21 Luglio 2001, di Redazione Wall Street Italia

Per la terza settimana consecutiva Piazza Affari chiude l’ottava con il segno meno, scivolando verso i minimi dell’anno.

Il Mibtel ha chiuso le ultime cinque sedute con un -1,96%, a 25.157 punti, il Mib30 a -1,82%, a 35.768 punti, mentre ancor più pesante è stato il bilancio del Nuovo Mercato con il Numtel che ha perso il 7,62%, a livelli mai raggiunti dalla sua nascita.

A deprimere i mercati sono soprattutto le incertezze sul futuro dell’economia mondiale, Stati Uniti in testa.

E le previsioni non ottimistiche del Presidente della Fed, che presume altri tagli dei tassi americani entro la fine dell’anno, fanno il resto.
Considerando anche i bilanci delle aziende che confermano le perdite e non annunciano riprese a breve termine.

Ma qualche titolo tra le blue chip di Piazza Affari è andato in controtendenza.

Tra questi c’è Enel che in settimana ha guadagnato il 4,10% in vista della conclusione dell’asta di Elettrogen.

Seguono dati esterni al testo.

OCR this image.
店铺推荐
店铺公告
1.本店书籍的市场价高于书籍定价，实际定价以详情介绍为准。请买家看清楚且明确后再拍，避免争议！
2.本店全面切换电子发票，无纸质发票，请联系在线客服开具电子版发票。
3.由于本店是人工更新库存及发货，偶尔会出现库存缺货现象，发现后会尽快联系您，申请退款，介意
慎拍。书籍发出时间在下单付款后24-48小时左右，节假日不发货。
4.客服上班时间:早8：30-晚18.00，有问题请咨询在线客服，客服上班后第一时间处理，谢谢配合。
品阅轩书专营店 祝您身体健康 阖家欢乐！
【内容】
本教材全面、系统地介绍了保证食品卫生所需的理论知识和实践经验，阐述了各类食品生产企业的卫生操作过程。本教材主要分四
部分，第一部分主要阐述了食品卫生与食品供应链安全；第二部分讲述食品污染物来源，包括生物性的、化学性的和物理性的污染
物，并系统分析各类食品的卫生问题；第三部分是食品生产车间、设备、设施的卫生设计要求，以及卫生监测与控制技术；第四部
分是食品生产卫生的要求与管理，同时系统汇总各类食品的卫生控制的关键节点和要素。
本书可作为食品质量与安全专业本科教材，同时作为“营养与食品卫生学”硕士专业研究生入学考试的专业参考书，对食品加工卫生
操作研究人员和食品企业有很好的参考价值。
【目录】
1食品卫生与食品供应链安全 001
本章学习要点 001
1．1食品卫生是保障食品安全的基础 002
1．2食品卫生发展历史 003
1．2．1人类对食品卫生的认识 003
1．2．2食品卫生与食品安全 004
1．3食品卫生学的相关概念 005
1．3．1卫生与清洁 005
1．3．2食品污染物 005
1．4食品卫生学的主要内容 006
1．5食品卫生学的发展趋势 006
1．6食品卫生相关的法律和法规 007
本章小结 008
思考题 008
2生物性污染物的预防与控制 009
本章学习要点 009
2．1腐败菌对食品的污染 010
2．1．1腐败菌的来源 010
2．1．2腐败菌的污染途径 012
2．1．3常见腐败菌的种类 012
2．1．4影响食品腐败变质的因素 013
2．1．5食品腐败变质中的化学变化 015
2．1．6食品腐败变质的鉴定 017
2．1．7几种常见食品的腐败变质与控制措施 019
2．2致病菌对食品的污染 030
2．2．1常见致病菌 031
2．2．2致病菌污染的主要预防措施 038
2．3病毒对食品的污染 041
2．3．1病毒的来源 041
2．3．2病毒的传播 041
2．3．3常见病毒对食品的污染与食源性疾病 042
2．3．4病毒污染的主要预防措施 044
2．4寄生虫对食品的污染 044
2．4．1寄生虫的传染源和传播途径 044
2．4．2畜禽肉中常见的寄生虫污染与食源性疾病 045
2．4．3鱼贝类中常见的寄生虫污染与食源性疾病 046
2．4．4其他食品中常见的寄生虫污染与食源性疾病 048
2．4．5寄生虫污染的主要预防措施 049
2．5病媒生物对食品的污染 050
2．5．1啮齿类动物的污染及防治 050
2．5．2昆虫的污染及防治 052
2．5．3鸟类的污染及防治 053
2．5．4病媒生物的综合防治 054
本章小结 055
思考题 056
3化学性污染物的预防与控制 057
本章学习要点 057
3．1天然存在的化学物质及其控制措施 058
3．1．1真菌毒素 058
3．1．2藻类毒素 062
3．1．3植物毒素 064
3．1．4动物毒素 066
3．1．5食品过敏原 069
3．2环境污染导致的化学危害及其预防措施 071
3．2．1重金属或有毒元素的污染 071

Per l’asta della dismissione della società elettrica sono rimasti solo due concorrenti. E l’uscita di Aem ha fatto bene al suo titolo che si è portato ad un +2,98%.

Un altro titolo che in settimana non si è fatto travolgere dalle vendite è stato quello di San Paolo Imi che è cresciuto del +2,24%.

Sul fronte del caso Montedison ribassi diversificati.

Fiat – che ha aumentato il prezzo dell’offerta pubblica di acquisto e avuto il benestare della Consob, ma non quello dell’Unione europea più scettica, ha perso lo 0,73%.

Mentre lo stesso titolo Montedison scende del 2,75%, Mediobanca del 5,45%, Edison dello 0,48%.

Colpiti invece dal clima ribassista i titoli del risparmio gestito come Fideuram (-7,06%), Mediolanum (-8,84%).

E anche gli editoriali: Espresso (-10,48%), Mediaset (-7,82%).

Caso a parte per Eni, che nonostante molte indicazioni di buy da parte degli analisti, soffre per il calo del prezzo del petrolio e perde il 3,99%.

Ma sono stati i tecnologici del Nuovo Mercato a soffrire di più. Molti con perdite oltre il dieci per cento come Txt (-15,87%), Acotel (-14,36%), Cto (-13,24%), e.Biscom (-12,71%), Datalogic (-12,51%).